Ever wondered what was going on in your child’s head when they look at you? It may surprise you to know the real needs behind different facial expressions. Though there are many, we will cover three major facial expressions today.
Downcast eyes, not fully wanting to make eye contact, downturn of mouth, coming closer slowly, hesitantly:
Your child is feeling insecure, not sure how you will respond to a request or situation to be shared. Children always want their parents’ acceptance and love. They want to know they are not disappointing you even as they disappoint themselves for not having the control they think they should have had, for causing a “bad” situation to take place. No matter the behavior, they always want your love, even when they test your patience sorely. When you think they are not looking, they are scouring your face from the corners of their eyes, listening to your voice tone, continuously assessing what “mood” you are in. The problem with a developing child is that they perceive you according to their own perception of the moment, not the actual reality of the moment. They do not see what you see or hear what you hear. You think they should be listening, more than they are looking, but this is not the case, they are looking, more than they are listening. And your facial and physical gesture is going to be interpreted according to their own logic, not yours. This forms the foundation for many power struggles, preventing a meeting of the minds to come to some common conclusion.

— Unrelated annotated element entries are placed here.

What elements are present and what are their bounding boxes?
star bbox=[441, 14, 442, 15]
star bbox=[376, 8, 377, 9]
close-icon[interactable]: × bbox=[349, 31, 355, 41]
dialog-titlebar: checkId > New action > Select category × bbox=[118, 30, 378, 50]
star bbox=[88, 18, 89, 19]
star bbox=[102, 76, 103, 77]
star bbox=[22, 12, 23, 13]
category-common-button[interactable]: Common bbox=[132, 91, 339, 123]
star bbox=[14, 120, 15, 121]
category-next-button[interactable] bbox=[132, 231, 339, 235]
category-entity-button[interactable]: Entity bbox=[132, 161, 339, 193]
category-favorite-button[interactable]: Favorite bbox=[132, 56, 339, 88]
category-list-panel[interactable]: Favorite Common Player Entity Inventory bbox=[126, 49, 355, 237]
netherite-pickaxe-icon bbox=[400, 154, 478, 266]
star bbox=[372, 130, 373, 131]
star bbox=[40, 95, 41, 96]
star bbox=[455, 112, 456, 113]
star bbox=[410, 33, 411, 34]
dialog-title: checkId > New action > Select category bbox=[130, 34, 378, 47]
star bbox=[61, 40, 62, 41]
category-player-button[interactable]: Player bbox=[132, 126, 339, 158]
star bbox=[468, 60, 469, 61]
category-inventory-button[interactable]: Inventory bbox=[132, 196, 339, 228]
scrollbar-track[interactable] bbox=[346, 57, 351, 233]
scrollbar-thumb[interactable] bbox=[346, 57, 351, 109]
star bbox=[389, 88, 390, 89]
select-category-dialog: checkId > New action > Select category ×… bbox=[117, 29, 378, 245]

Belligerent eyes, fierce attitude, scowl on face, body pulled up in extension, ready for fight, or flight, harsh tones, angry words:
Believe it or not, but your child is still feeling insecure, pulled into self-protection through the defense mechanisms, with a strong need to protect vulnerability at all costs. The fighting child is a frightened child with all sorts of hurt feelings inside. When the child searches, your face, your voice tone, which may be perceived as being angry, mad, disapproving, his sympathetic nervous system goes into over-arousal, kicking in his Amygdala in full action, which causes logical thinking to disappear into the night.
Blank face, non-committal, low voice tone, shoulders slightly stooped or too erect – act as if does not care:
They do care, they care intensely, but if they allow themselves to show what they feel, it would make them feel fragile, needy, and vulnerable to being “bullied” or being told “no” or even
worse, that their opinion is not valued. Children are trying to find themselves, their place, their “mold” in this world. As they are still searching to make sense of it all, it opens them to experience strong emotions at times that they may not feel safe and protected. They also learn and respond to their emotions from the modelling of their parents. They are learning from you
how to handle things. It is a scary thought, as we certainly cannot be perfect each time. But as scary as it is, it does not shake the truth of it. If you get mad in response to a situation, they
learn it is ok to do it. If you cry at the drop of a hat, they learn it is ok to do it. If you throw or hit something, they learn from it for themselves. Research states that each one of us are
building the kind of parent we are going to be in the first 9 months of our lives.
What do we do?
- Think about how you respond to your child in different circumstances. What do you want your child to see when they look at you?
- Reflect on your own experience as a child and your thoughts of your parents through these early developing years
- Reflect on your own behavior and what you are modeling for your child. Is your own behavior what you would like them to follow?
- Do not take the child’s response as fact, it often is built upon the fantasy of their own perception, which makes it true for them, but not necessarily true to the situation. This helps to fray those edgy nerves we have, though you still do not want to minimize their emotion. To them it is real and therefore should be treated with respect.
- Whatever the emotion, try to respond with the cue of “emotional safety” first. It is connection before correction that counts.
- Meet them in their emotion, not in their words. Gain regulation first, then go into the situation.
- Do not solve their problems for them. Frame it, help them reflect, but allow them their own process so they can “own” the success of their solution and build on it.